52話、大増量


40日目。

今朝はハッシュポテトとコーンサラダを食べた。

植物油をつくるための大きな圧搾機ができたらしく、今まで道具をつかってるとはいえ人力で絞っていたのが解消され、大量に生産されるようになった。ひとまず、ポテチを教えた。みんな食べすぎないでくれ。

マヨネーズもつくらせた。これもダメだよな、もうこの街は終わりかもしれん。肥満一直線だ。いや、みんなめちゃくちゃ働いてるし大丈夫か。私以外は。


「黒胡椒マヨポテチ美味しいのです」


「絶対食べすぎないでね……」


本当に美味しい。ダメだって……





さて今日こそ、地獄迷宮の三層をクリアしよう。

ボスを探し出して、四層をみるのが今日の目標だ。


というわけで、マリアと一緒に馬ちゃんで三層へ。ゴージャス・キャバリーは街乗り用にするようだ。


「空気が美味しいのです」


「ね、草原!って感じ」


三層は本当に、地獄とはなんなのかという雰囲気だ。天国と言ってもいいくらい心安らぐ大草原だが。
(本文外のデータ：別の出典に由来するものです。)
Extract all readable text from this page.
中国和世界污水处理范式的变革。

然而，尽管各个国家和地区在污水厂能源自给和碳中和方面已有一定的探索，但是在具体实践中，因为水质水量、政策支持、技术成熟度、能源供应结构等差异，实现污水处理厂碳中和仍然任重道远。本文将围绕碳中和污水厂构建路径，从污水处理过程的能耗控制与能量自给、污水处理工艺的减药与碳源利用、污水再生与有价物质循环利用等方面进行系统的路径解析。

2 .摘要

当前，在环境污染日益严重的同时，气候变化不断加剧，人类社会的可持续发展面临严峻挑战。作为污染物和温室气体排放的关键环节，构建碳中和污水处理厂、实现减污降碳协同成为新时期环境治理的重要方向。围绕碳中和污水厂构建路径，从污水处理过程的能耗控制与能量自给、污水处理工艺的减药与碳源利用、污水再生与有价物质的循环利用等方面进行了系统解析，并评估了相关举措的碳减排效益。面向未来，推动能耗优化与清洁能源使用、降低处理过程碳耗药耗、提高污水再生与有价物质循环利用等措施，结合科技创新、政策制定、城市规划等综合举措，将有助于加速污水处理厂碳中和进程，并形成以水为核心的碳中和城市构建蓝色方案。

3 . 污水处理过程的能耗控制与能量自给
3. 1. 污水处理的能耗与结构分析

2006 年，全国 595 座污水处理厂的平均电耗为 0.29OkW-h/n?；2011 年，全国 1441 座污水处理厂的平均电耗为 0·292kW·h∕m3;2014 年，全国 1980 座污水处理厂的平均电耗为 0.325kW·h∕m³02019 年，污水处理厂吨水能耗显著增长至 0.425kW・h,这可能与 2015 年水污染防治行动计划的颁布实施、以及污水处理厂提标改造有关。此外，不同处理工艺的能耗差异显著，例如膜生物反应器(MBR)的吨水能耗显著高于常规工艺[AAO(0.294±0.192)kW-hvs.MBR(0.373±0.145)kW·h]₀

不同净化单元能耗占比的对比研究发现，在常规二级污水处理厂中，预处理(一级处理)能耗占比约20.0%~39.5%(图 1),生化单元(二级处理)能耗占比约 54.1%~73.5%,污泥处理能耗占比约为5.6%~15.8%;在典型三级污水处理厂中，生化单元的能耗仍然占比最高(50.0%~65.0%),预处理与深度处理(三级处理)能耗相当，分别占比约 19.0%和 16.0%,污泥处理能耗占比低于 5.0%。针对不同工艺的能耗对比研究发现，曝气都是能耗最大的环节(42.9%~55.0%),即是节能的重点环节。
やはりデスキャバリーとデカいトカゲしか出てこない。なんなら二層より楽かもしれないな、と感じる。


またしばらく散策。

結局とくになにも見つけられず、ボスまでたどり着いた。


「アレは……象かな?」


「象さんなのです?」


ボスは、戦象だった。骨ではなく、宝石のように輝く生身のボディに鎧を纏っている。


「まあ、ボスならテイムだよね。テイム!」


「象さん、のりたいのです!」



ディアマンテ・エレファンテ。

地獄迷宮三層のボス。

ダイヤモンドのように輝く分厚く硬い皮膚、鋭く巨大な牙、しなる鼻、超重量のボディに、魔法的刻印を施された鎧をつけている。

鎧がなくても当然強いが、鎧の効果で移動速度や衝撃吸収などがつくことでさらに強みをいかす動きができる。

果物や草を食べる。



うーん、強い。強いけどなんか、一層二層よりインパクトが足りない気がする。

と思ったけど、試運転でデスキャバリーの群れを突進粉砕したのをみて考えを改めた。象、めちゃ強い。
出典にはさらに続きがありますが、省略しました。